Consider another problem: The question assumes that “human beings” are a basic category, but we know from the Bhagavad-gita that the human body is a covering of the actual person, the immortal soul. So the question about our view of humanity doesn’t go deep enough. It should ask whether the philosophy of Krishna consciousness considers the actual self the soul to be fundamentally good or bad.
The answer to that is easy: Because the soul is an eternal part of God, the supreme good, the soul too is good by nature. We souls exist to partake in God’s infinite goodness and love. In our pure state, we fully cooperate with God. And, to touch on the question of what good means, the philosophy of Krishna consciousness defines good (in the highest sense) as full cooperation with God, or Krishna.

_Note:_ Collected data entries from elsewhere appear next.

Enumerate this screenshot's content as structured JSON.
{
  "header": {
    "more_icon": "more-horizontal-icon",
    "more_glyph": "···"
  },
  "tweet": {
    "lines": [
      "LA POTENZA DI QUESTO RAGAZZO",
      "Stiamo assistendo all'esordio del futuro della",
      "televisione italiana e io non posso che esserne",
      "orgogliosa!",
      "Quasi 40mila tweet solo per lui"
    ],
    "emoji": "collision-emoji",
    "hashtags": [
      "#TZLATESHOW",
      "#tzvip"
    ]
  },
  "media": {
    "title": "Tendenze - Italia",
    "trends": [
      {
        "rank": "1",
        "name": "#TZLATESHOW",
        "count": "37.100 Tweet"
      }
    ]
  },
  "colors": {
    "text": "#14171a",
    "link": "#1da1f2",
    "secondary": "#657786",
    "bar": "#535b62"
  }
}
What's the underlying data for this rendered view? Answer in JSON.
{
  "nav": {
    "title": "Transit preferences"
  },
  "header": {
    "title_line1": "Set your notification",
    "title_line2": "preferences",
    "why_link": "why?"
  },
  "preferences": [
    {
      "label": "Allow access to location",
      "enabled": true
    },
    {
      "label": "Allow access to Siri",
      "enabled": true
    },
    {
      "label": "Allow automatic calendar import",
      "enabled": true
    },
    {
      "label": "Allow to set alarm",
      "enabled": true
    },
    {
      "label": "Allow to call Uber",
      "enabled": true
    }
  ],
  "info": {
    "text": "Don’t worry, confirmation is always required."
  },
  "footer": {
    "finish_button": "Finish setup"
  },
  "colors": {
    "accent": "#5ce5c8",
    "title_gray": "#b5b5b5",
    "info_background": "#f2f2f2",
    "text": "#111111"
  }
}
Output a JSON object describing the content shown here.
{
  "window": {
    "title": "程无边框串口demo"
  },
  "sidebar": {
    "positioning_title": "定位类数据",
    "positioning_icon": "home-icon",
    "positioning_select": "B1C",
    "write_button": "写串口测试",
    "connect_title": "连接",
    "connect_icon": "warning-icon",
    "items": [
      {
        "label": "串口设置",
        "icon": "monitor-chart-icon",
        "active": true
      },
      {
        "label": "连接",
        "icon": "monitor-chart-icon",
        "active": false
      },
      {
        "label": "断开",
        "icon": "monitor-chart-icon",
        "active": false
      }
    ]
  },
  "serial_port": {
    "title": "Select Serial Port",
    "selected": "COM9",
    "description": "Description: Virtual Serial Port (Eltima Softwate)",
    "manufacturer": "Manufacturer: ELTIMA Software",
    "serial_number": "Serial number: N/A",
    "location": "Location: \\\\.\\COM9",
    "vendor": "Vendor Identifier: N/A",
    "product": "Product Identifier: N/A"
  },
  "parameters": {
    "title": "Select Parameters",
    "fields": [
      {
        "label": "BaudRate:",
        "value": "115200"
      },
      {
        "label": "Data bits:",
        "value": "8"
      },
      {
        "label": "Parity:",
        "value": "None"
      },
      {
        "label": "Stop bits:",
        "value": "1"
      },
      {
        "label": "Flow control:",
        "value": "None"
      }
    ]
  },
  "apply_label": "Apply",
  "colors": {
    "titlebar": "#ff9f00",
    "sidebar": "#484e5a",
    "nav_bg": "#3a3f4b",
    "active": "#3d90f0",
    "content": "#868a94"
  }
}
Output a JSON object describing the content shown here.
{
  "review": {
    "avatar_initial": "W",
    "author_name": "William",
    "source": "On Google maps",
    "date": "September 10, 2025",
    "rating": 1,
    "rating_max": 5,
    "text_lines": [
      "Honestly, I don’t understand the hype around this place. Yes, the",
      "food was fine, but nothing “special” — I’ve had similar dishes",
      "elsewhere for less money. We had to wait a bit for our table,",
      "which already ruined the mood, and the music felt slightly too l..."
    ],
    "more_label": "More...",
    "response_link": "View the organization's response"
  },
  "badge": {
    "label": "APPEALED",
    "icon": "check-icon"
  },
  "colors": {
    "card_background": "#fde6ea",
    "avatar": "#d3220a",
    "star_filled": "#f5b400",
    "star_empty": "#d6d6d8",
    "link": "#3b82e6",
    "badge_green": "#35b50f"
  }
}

When we consider human beings, the picture gets fuzzier. We might describe human beings as souls not in their right mind. We have human bodies because we’ve rebelled against Krishna. Rebellion against God is bad, so we can justifiably say that the philosophy of Krishna consciousness has a negative view of humanity.
As Prabhupada and our scriptures teach us, the material world is a kind of prison. We wouldn’t be here if we were good.
As with most things, though, there are degrees of good and bad. Lord Krishna’s teachings on the three modes of material nature suggest that at least some human beings can be considered good, although we might disagree with the popular notion that most people are basically good. In terms of the Gita’s teachings, persons heavily influenced by the lower modes, namely passion and ignorance, are not considered good. And according to our scriptures, the modes of passion and ignorance predominate in our times.
This raises another nuance to the original question: In what era are we to consider whether human beings are basically good or bad? Our scriptures tell of previous ages when goodness was the status quo. Our judgment of the people of those times would be quite positive. We’d be happy to say, “Yes, people are basically good.”
Those times are gone, but even today human beings don’t have to follow the dictates of the lower modes. As the Srimad-Bhagavatam tells us, the practices of bhakti-yoga, or Krishna consciousness, can elevate us to goodness, no matter where we begin. In fact, the Bhagavatam aims “to bring about a revolution in the impious lives of this world’s misdirected civilization” (Bhag. 1.5.11).
Srila Prabhupada left India in his old age because of his conviction that the message of the Gita and the Bhagavatam can change the character of the world. The more the purifying power of Krishna consciousness spreads throughout humanity, the more we’ll be justified in saying, “Yes, people are basically good.”